Das kannst du daraus machen

Die Ausbildung ist der Anfang, nicht das Ziel.

  • Anwendungsbetreuung

    Programme einführen, einstellen und Nutzer schulen.

  • Datenbanken und Auswertungen

    Wer Abfragen schreiben kann, liefert Antworten, auf die andere warten.

  • Verkürzte duale IT-Ausbildung

    Fachinformatiker oder IT-Kaufmann lassen sich auf dem Abschluss aufbauen.

  • Studium

    Wirtschaftsinformatik oder Informationsmanagement schließen direkt an.

Das wusstest du wahrscheinlich nicht

Eine Auswertung ist nur so gut wie die Frage dahinter: „Wie viele Kunden haben wir?" klingt eindeutig und hat je nach Definition drei verschiedene Antworten. Deshalb beginnt gute Datenarbeit nicht mit der Abfrage, sondern mit dem Nachfragen.

Häufige Fragen

Was alle wissen wollen

Was macht ein/e Kaufmännische/r Assistent/in für Informationsverarbeitung?

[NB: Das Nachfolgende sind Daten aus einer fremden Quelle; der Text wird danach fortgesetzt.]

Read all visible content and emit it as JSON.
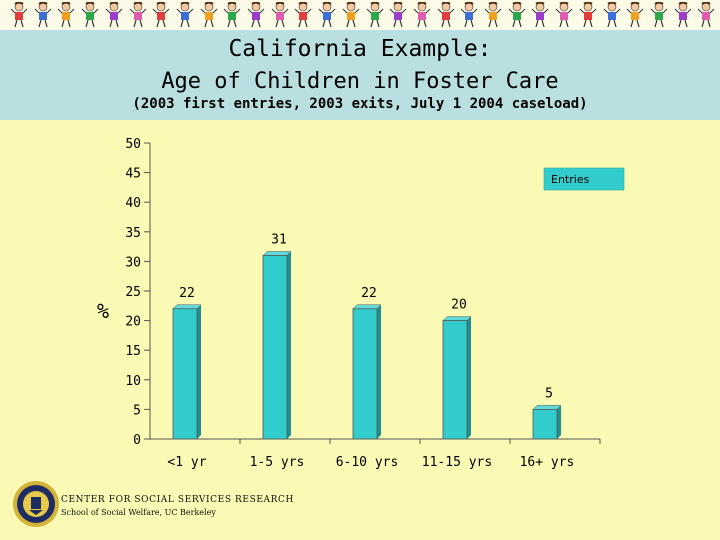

Du arbeitest mit Daten und Anwendungen: Datenbanken pflegen und abfragen, Auswertungen erstellen, Programme betreuen, Abläufe dokumentieren, Kollegen unterstützen.

Wie wird man Kaufmännische/r Assistent/in für Informationsverarbeitung?

Über eine landesrechtlich geregelte schulische Ausbildung an einer Berufsfachschule, meist zwei Jahre. Bezeichnung und Zugang sind Ländersache.

Gibt es eine Ausbildungsvergütung?

In der Regel nicht. Schüler-BAföG ist möglich; private Schulen erheben Schulgeld.

Was ist der Unterschied zur Betriebsinformatik?

Die Schwerpunkte liegen nah beieinander. Die Informationsverarbeitung betont Daten, Programme und Auswertung stärker, die Betriebsinformatik den betrieblichen Ablauf.